Before moving on to Part III (The Betting Marketplace), confirm that you can do the following:

  • [ ] Apply Bayes' theorem to compute posterior probabilities from priors and likelihoods
  • [ ] Set informative Beta priors from preseason analysis and explain effective sample size
  • [ ] Perform Beta-Binomial conjugate updates and compute posterior means and credible intervals
  • [ ] Perform Normal-Normal conjugate updates for scoring margin estimation
  • [ ] Track a team's win probability through a season using sequential Bayesian updating
  • [ ] Explain Bayesian shrinkage and why it prevents overreaction to small samples
  • [ ] Distinguish when Bayesian methods outperform frequentist methods (and vice versa)

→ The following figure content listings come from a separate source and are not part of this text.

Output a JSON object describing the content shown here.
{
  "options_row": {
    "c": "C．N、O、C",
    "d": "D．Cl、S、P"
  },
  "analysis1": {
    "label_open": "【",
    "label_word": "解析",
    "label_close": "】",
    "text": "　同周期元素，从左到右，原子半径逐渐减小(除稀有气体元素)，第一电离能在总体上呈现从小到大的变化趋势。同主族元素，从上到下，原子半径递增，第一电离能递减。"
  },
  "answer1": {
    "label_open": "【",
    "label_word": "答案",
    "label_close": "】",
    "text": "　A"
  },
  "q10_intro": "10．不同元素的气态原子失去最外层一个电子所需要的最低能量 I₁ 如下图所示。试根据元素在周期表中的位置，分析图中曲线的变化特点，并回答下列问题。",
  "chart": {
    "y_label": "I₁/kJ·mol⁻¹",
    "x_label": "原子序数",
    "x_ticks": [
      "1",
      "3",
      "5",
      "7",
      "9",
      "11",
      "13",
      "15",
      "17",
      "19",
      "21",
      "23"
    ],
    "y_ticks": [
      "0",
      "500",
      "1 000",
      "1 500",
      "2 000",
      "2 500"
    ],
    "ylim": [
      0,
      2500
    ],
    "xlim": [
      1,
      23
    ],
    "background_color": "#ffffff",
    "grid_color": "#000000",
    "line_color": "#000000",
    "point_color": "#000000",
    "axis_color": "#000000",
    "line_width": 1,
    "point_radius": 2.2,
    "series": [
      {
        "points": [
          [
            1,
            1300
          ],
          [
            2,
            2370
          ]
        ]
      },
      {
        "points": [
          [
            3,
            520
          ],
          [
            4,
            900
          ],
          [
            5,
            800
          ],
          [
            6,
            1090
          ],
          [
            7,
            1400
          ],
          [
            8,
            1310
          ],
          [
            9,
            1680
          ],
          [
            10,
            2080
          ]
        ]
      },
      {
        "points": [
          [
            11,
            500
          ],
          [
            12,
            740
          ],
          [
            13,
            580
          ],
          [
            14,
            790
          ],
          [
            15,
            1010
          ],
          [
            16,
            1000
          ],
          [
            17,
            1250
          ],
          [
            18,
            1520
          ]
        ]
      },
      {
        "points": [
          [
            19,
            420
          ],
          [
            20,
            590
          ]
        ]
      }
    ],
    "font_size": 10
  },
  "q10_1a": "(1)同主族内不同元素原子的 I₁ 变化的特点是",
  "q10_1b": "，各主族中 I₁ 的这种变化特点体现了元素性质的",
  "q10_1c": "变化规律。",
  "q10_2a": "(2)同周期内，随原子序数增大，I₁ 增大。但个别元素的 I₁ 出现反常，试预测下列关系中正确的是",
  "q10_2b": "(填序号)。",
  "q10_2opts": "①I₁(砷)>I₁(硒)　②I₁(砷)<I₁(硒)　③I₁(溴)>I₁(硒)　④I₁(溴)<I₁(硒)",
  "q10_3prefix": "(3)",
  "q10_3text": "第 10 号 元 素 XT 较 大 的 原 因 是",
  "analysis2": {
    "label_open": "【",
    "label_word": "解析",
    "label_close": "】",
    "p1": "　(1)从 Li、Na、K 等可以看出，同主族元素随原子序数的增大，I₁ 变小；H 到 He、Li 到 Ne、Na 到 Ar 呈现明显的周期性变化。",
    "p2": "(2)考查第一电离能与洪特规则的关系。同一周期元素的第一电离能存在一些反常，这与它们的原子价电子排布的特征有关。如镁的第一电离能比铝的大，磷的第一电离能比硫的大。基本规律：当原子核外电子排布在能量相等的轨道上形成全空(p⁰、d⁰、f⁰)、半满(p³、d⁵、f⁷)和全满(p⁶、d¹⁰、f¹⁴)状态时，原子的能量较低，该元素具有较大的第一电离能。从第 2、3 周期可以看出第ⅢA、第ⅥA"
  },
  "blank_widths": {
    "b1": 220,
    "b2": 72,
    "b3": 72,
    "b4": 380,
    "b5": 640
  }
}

  • [ ] Build a simple Bayesian model in PyMC with appropriate priors
  • [ ] Interpret MCMC diagnostics ($\hat{R}$, effective sample size, divergences)
  • [ ] Generate posterior predictive distributions and use them for betting decisions
  • [ ] Run posterior predictive checks to validate model fit
  • [ ] Compute and interpret Bayes factors for hypothesis comparison

If you can check every box with confidence, you have mastered the statistical toolkit of Part II. In Part III, we enter the marketplace where these tools meet money.